Pocos embalses en España, demasiado riego ilegal, demasiadas urbanizaciones, que luego quedan vacias, demasiados campos de golf, poca reutilizacion de las aguas.

----------


## termopar

No estoy de acuerdo con que diga que hay pocos embalses en España.  Hay muchos,  en algunos casos excesivos. No digo que en alguna localización falte alguno, pero los menos. Del resto estoy de acuerdo

----------


## perdiguera

Hay que leer más, abrirse a los demás y ser mejores pensados. 
Tenemos pocos embalses, demasiados pocos; pero no podemos poner muchos más, no nos quedan cerradas, ni siquiera poco cerradas ( para algunos, lugares donde poner presas de materiales sueltos) además tenemos un lobby contrario con mucho poder, léase ecologistas.
A algunos hay que explicarles que aquí caen 180.000 Hm3/año y no aprovechamos ni la mitad.
Alemania, paradigma para algunos en segün qué cosas, tiene muchos menos embalses y capacidad que nosotros, pero tiene la inmensa suerte que les llueve mucho más y no necesitan embalsar nada o casi. A Francia o Reino Unido, por poner europeos, les pasa otro tanto. ¡Qué lástima me dan lis que odian las presas y están en este foro! No sé qué narices hacen aquí, salvo que sean trolls.

----------

F. Lázaro (03-abr-2017),Jonasino (02-abr-2017)

----------


## termopar

A quién dedica sus recomendaciones? De veras se siente usted tan leído como para sentar cátedra?

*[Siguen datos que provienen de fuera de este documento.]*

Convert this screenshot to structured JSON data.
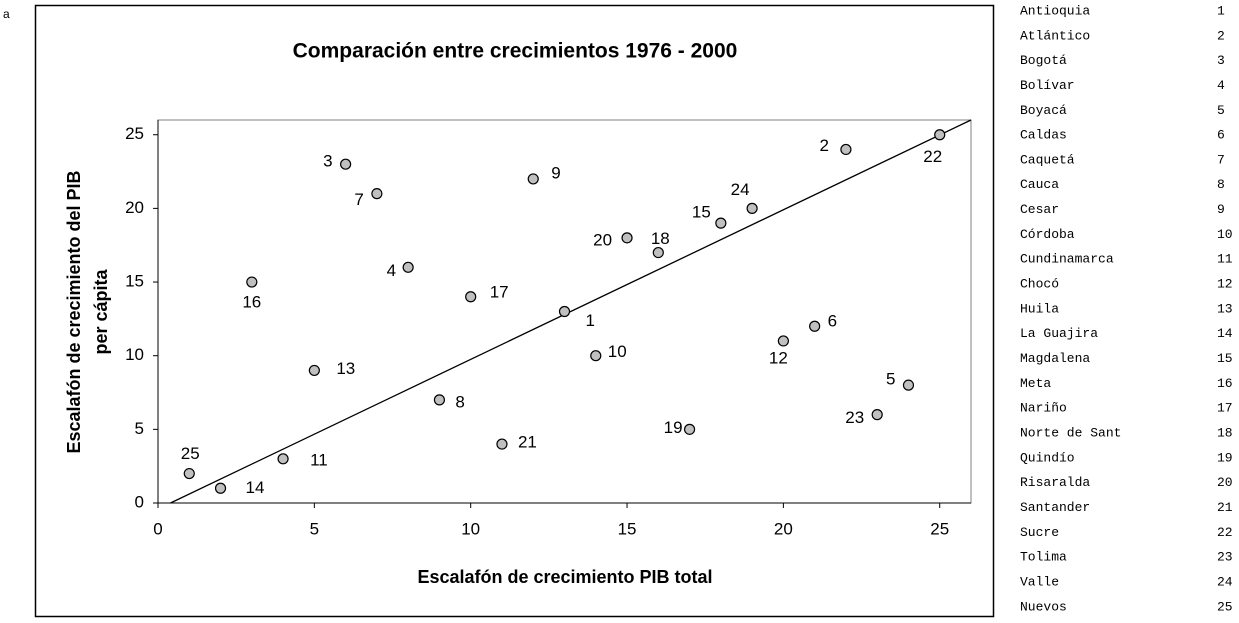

Esta claro que lo que usted entiende por "aprovechar" tiene distinto significado según de quien venga, así como el de la pluralidad o el sentido común. 

No es necesario explicar a nadie algo tan sensato como que somos de los países con más embalses del mundo gracias a ser uno de los países con más orografía para la extensión nacional que tenemos. Pero le parece poco. En fin.

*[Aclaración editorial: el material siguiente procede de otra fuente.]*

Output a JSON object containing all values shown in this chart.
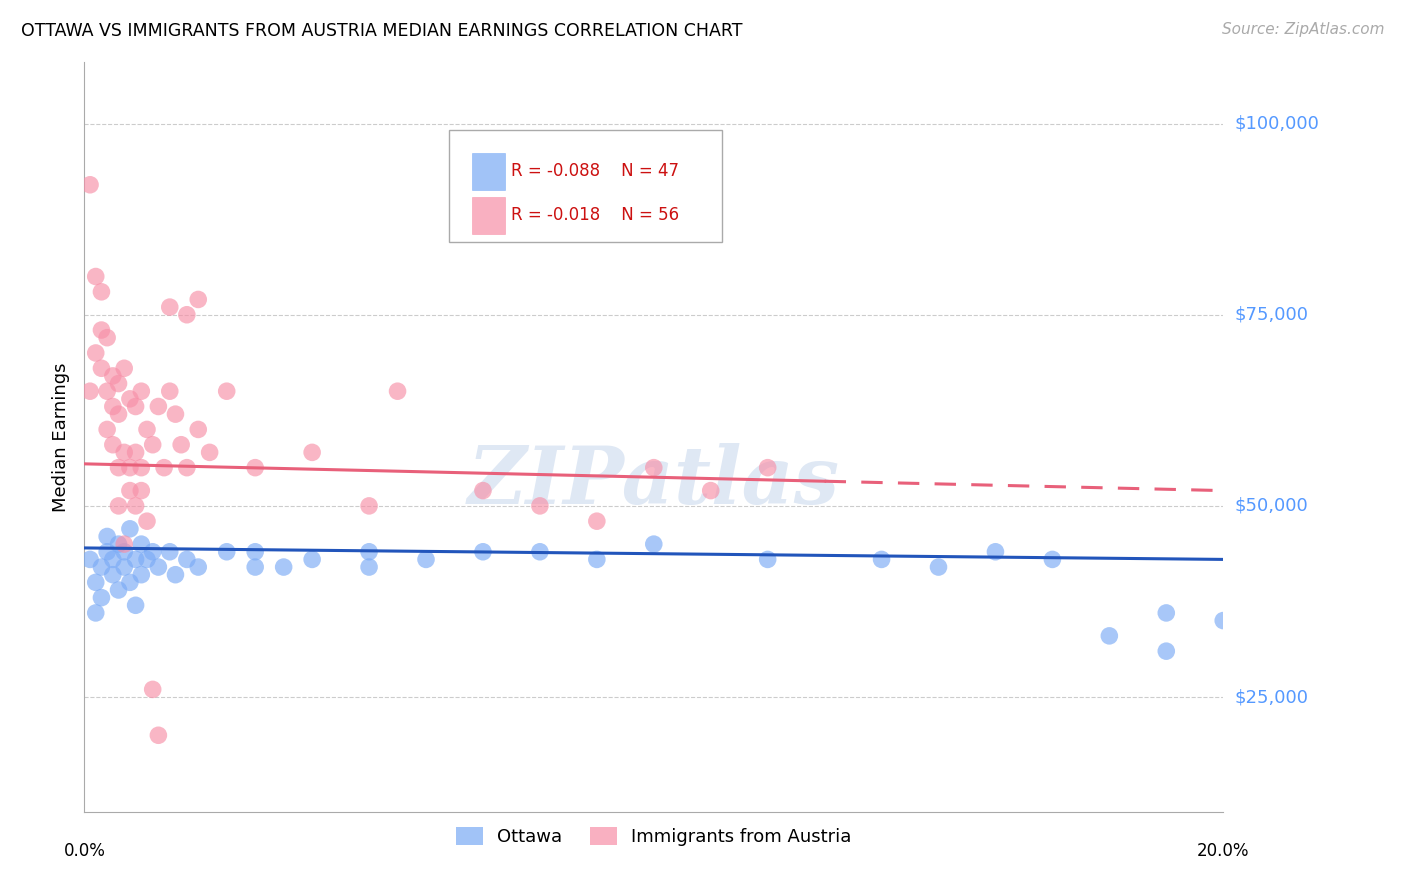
{
  "title": "OTTAWA VS IMMIGRANTS FROM AUSTRIA MEDIAN EARNINGS CORRELATION CHART",
  "source": "Source: ZipAtlas.com",
  "ylabel": "Median Earnings",
  "yticks": [
    25000,
    50000,
    75000,
    100000
  ],
  "ytick_labels": [
    "$25,000",
    "$50,000",
    "$75,000",
    "$100,000"
  ],
  "xmin": 0.0,
  "xmax": 0.2,
  "ymin": 10000,
  "ymax": 108000,
  "legend_ottawa_r": "-0.088",
  "legend_ottawa_n": "47",
  "legend_austria_r": "-0.018",
  "legend_austria_n": "56",
  "color_ottawa": "#7aaaf5",
  "color_austria": "#f78fa7",
  "color_trendline_ottawa": "#2255bb",
  "color_trendline_austria": "#e8607a",
  "watermark": "ZIPatlas",
  "ottawa_x": [
    0.001,
    0.002,
    0.002,
    0.003,
    0.003,
    0.004,
    0.004,
    0.005,
    0.005,
    0.006,
    0.006,
    0.007,
    0.007,
    0.008,
    0.008,
    0.009,
    0.009,
    0.01,
    0.01,
    0.011,
    0.012,
    0.013,
    0.015,
    0.016,
    0.018,
    0.02,
    0.025,
    0.03,
    0.035,
    0.04,
    0.05,
    0.06,
    0.07,
    0.08,
    0.09,
    0.1,
    0.12,
    0.14,
    0.15,
    0.16,
    0.17,
    0.18,
    0.19,
    0.19,
    0.2,
    0.03,
    0.05
  ],
  "ottawa_y": [
    43000,
    40000,
    36000,
    42000,
    38000,
    44000,
    46000,
    43000,
    41000,
    45000,
    39000,
    44000,
    42000,
    40000,
    47000,
    43000,
    37000,
    45000,
    41000,
    43000,
    44000,
    42000,
    44000,
    41000,
    43000,
    42000,
    44000,
    42000,
    42000,
    43000,
    44000,
    43000,
    44000,
    44000,
    43000,
    45000,
    43000,
    43000,
    42000,
    44000,
    43000,
    33000,
    36000,
    31000,
    35000,
    44000,
    42000
  ],
  "austria_x": [
    0.001,
    0.001,
    0.002,
    0.002,
    0.003,
    0.003,
    0.003,
    0.004,
    0.004,
    0.004,
    0.005,
    0.005,
    0.005,
    0.006,
    0.006,
    0.006,
    0.007,
    0.007,
    0.008,
    0.008,
    0.009,
    0.009,
    0.01,
    0.01,
    0.011,
    0.012,
    0.013,
    0.014,
    0.015,
    0.016,
    0.017,
    0.018,
    0.02,
    0.022,
    0.025,
    0.03,
    0.04,
    0.05,
    0.055,
    0.07,
    0.08,
    0.09,
    0.1,
    0.11,
    0.12,
    0.006,
    0.007,
    0.008,
    0.009,
    0.01,
    0.011,
    0.012,
    0.013,
    0.015,
    0.018,
    0.02
  ],
  "austria_y": [
    92000,
    65000,
    80000,
    70000,
    78000,
    68000,
    73000,
    72000,
    65000,
    60000,
    67000,
    63000,
    58000,
    66000,
    62000,
    55000,
    68000,
    57000,
    64000,
    55000,
    63000,
    57000,
    65000,
    55000,
    60000,
    58000,
    63000,
    55000,
    65000,
    62000,
    58000,
    55000,
    60000,
    57000,
    65000,
    55000,
    57000,
    50000,
    65000,
    52000,
    50000,
    48000,
    55000,
    52000,
    55000,
    50000,
    45000,
    52000,
    50000,
    52000,
    48000,
    26000,
    20000,
    76000,
    75000,
    77000
  ]
}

Los ríos han perdido diversidad, carácter, naturaleza, riqueza, debido al excesivo y mal entendido aprovechamiento que hicieron algunos ICCP's de otra época. 

Como en botica, los hay (embalses) que están bien pero también los hay que no deberían estar. Es mi "humilde" opinión.  Lamento que a "alguno" gustase de eliminar ésta, pero la riqueza se encuentra en la diversidad de opiniones. Y no por ello osaré a sentir lástima u odio de nadie ni llamar a nadie troll, "válgame Dios". No vaya a ser que me borren o me quiten puntos del carnet.

----------


## ben-amar

En España son pocos los embalses que hay, y ninguno sobra ni esta de mas en ninguna parte, le guste a usted o no, deberia leer un poco mas de los que de verdad entienden, yo no soy uno de ellos. 
Si se ha mermado diversidad no ha sido por los embalses, mas bien por los muy civilizados que van presumiendo de ecologistas y respetuosos con el medio ambiente pero van dejando rastro por todos lados.
No entiendo el personalismo que usa, para viene a cuento. Usted no posee el monopolio de la verdad.
Por otra parte, este hombre no tiene que sentar catedra de nada, para mi, y para muchos de los que tenemos el gusto de conocerle, la tiene. Y conocimientos suficientes para hablar como habla. Algunos otros no

----------

F. Lázaro (04-abr-2017)

----------


## perdiguera

> A quién dedica sus recomendaciones? De veras se siente usted tan leído como para sentar cátedra?
> 
> Esta claro que lo que usted entiende por "aprovechar" tiene distinto significado según de quien venga, así como el de la pluralidad o el sentido común. 
> 
> No es necesario explicar a nadie algo tan sensato como que somos de los países con más embalses del mundo gracias a* ser uno de los países con más orografía para la extensión nacional que tenemos*. Pero le parece poco. En fin.
> 
> Los ríos han perdido diversidad, carácter, naturaleza, riqueza, debido al excesivo y mal entendido aprovechamiento que hicieron algunos ICCP's de otra época. 
> 
> Como en botica, los hay (embalses) que están bien pero también los hay que no deberían estar. Es mi "humilde" opinión.  Lamento que a "alguno" gustase de eliminar ésta, pero la riqueza se encuentra en la diversidad de opiniones. Y no por ello osaré a sentir lástima u odio de nadie ni llamar a nadie troll, "válgame Dios". No vaya a ser que me borren o me quiten puntos del carnet.


Veamos, sr mío.
No soy catedrático, ni lo seré nunca, por lo que no puedo sentar cátedra.
Lo que sé y conozco viene de mis diversos estudios y de mi experiencia profesional y de vida. Y a veces me gusta compartirlo, sobre todo con personas que aprecio, y aquí hay muchas. Es por eso que escribo, nada más.
Me gustan y mucho, los embalses la vida que tienen y la vida que sustentan.
Evidentemente los ICCP hemos construido los embalses (de hecho yo colaboré a la construcción de uno en Murcia), porque somos los únicos que tenemos la titulación necesaria para proyectarlos y construirlos, incluso explotarlos convenientemente después. Que cometemos errores es cierto, como todos los profesionales en su profesión, ni más ni menos.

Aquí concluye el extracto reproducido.